In an article published in the Journal of Cutaneous Medicine and Surgery, researchers recruited 318 people over the age of 18 years who had self-identified one or more skin lesions (total lesion count, 381) that were of concern for cancer.

These lesions of concern were initially examined by a trained medical student and then scanned using the FotoFinder mole analysis system. The images were analyzed using FotoFinder’s proprietary computer software. Macroscopic and dermoscopic images were also evaluated by three experienced dermatologists and a senior dermatology resident, all blinded to the AI results.
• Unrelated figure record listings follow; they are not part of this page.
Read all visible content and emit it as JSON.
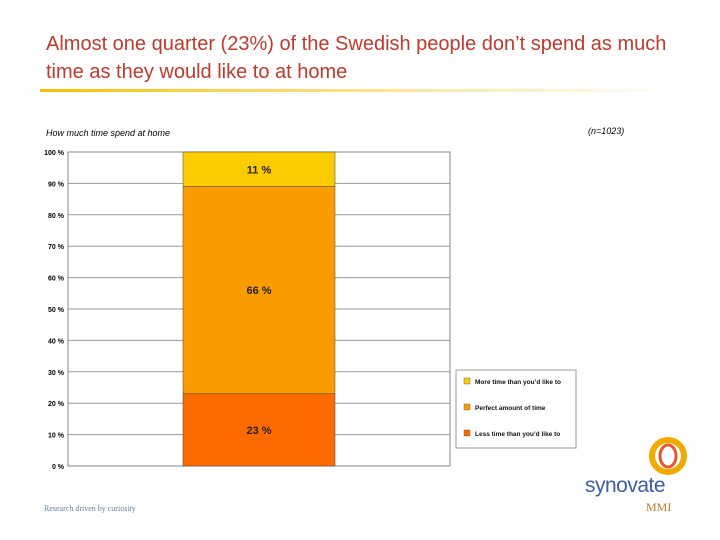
{
  "slide": {
    "title": "Almost one quarter (23%) of the Swedish people don’t spend as much time as they would like to at home",
    "tagline": "Research driven by curiosity",
    "brand_name": "synovate",
    "brand_sub": "MMI"
  },
  "colors": {
    "title": "#c0392b",
    "more_time": "#fccc00",
    "perfect": "#fa9b00",
    "less_time": "#fc6a00"
  },
  "chart_data": {
    "type": "bar",
    "stacked": true,
    "title": "How much time spend at home",
    "note": "(n=1023)",
    "ylim": [
      0,
      100
    ],
    "yticks": [
      {
        "value": 0,
        "label": "0 %"
      },
      {
        "value": 10,
        "label": "10 %"
      },
      {
        "value": 20,
        "label": "20 %"
      },
      {
        "value": 30,
        "label": "30 %"
      },
      {
        "value": 40,
        "label": "40 %"
      },
      {
        "value": 50,
        "label": "50 %"
      },
      {
        "value": 60,
        "label": "60 %"
      },
      {
        "value": 70,
        "label": "70 %"
      },
      {
        "value": 80,
        "label": "80 %"
      },
      {
        "value": 90,
        "label": "90 %"
      },
      {
        "value": 100,
        "label": "100 %"
      }
    ],
    "grid": true,
    "series": [
      {
        "name": "Less time than you’d like to",
        "value": 23,
        "label": "23 %",
        "color": "#fc6a00"
      },
      {
        "name": "Perfect amount of time",
        "value": 66,
        "label": "66 %",
        "color": "#fa9b00"
      },
      {
        "name": "More time than you’d like to",
        "value": 11,
        "label": "11 %",
        "color": "#fccc00"
      }
    ],
    "legend": {
      "position": "right",
      "entries": [
        {
          "label": "More time than you’d like to",
          "color": "#fccc00"
        },
        {
          "label": "Perfect amount of time",
          "color": "#fa9b00"
        },
        {
          "label": "Less time than you’d like to",
          "color": "#fc6a00"
        }
      ]
    }
  }
}
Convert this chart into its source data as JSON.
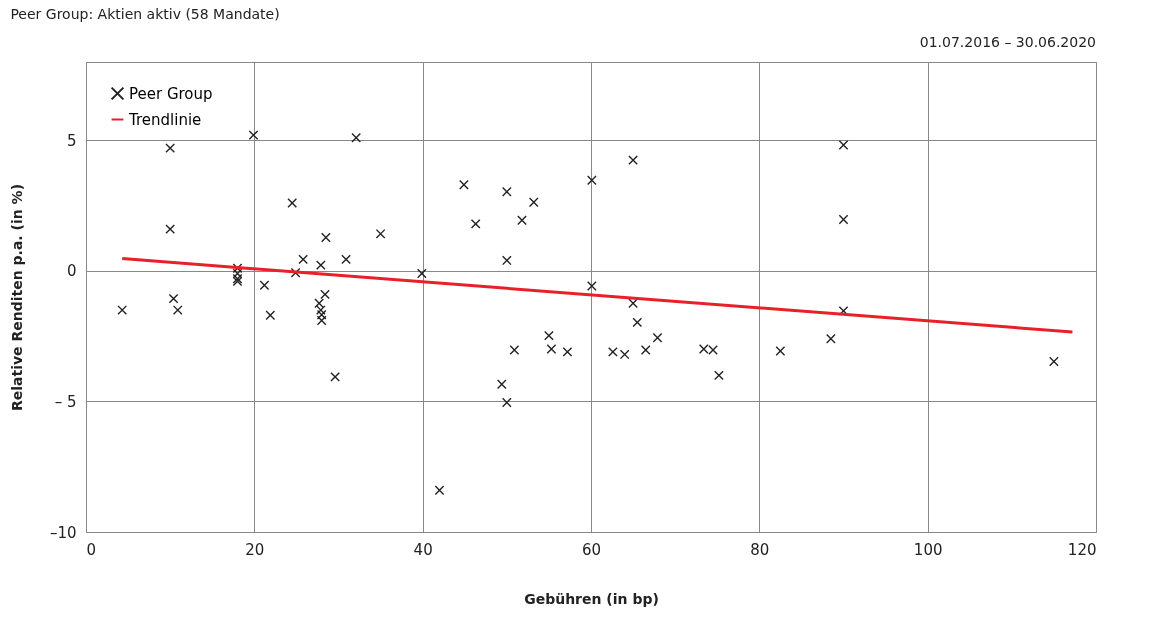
{
  "chart_data": {
    "type": "scatter",
    "title": "Peer Group: Aktien aktiv (58 Mandate)",
    "subtitle": "01.07.2016 – 30.06.2020",
    "xlabel": "Gebühren (in bp)",
    "ylabel": "Relative Renditen p.a. (in %)",
    "xlim": [
      0,
      120
    ],
    "xticks": [
      0,
      20,
      40,
      60,
      80,
      100,
      120
    ],
    "ylim": [
      -10,
      8
    ],
    "yticks": [
      {
        "value": -10,
        "label": "–10"
      },
      {
        "value": -5,
        "label": "– 5"
      },
      0,
      5
    ],
    "grid": true,
    "legend": "top left",
    "series": [
      {
        "name": "Peer Group",
        "marker": "cross",
        "color": "#222222",
        "x": [
          4.3,
          10,
          10,
          10.4,
          10.9,
          18,
          18,
          18,
          18,
          19.9,
          21.2,
          21.9,
          24.5,
          24.9,
          25.8,
          27.7,
          27.9,
          28,
          28,
          28.4,
          27.9,
          28.5,
          29.6,
          30.9,
          32.1,
          35,
          39.9,
          42,
          44.9,
          46.3,
          49.4,
          50,
          50,
          50,
          50.9,
          51.8,
          53.2,
          55,
          55.3,
          57.2,
          60.1,
          60.1,
          62.6,
          64,
          65,
          65,
          65.5,
          66.5,
          67.9,
          73.4,
          74.5,
          75.2,
          82.5,
          88.5,
          90,
          90,
          90,
          115
        ],
        "values": [
          -1.5,
          4.7,
          1.6,
          -1.06,
          -1.5,
          0.1,
          -0.1,
          -0.3,
          -0.4,
          5.2,
          -0.55,
          -1.7,
          2.6,
          -0.07,
          0.44,
          -1.24,
          -1.5,
          -1.68,
          -1.9,
          -0.9,
          0.22,
          1.28,
          -4.06,
          0.44,
          5.1,
          1.42,
          -0.1,
          -8.4,
          3.3,
          1.8,
          -4.34,
          -5.04,
          3.03,
          0.4,
          -3.03,
          1.94,
          2.63,
          -2.48,
          -2.99,
          -3.1,
          3.47,
          -0.58,
          -3.1,
          -3.2,
          4.24,
          -1.24,
          -1.97,
          -3.03,
          -2.56,
          -2.99,
          -3.03,
          -4.0,
          -3.07,
          -2.6,
          4.82,
          1.97,
          -1.53,
          -3.47
        ]
      },
      {
        "name": "Trendlinie",
        "type": "line",
        "marker": "none",
        "color": "#e8202a",
        "line_style": "solid",
        "x": [
          4.3,
          117.2
        ],
        "values": [
          0.47,
          -2.34
        ]
      }
    ]
  }
}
Suspicious lesions that were identified by AI or any of the three dermatologists were excised, and a total of 17 cancers were identified, 11 of which were melanoma.

The study found “the ability for the FotoFinder [AI] to be able to … detect skin cancers like melanoma was comparable and adequate to that of experienced dermatologists,” Madeleine Crawford, the paper's lead author and a third-year Dalhousie medical student, told CBC News.

The researchers noted there are limitations with the FotoFinder system—it cannot accurately assess lesions on patients with darker skin tones or on hairy parts of the body.

“We hope that this technology will continue to improve and be able to scan those darker skin tones as well because we are very diverse here in Nova Scotia,” added Rachel Dorey, also a third-year Dalhousie medical student and co-author of the paper.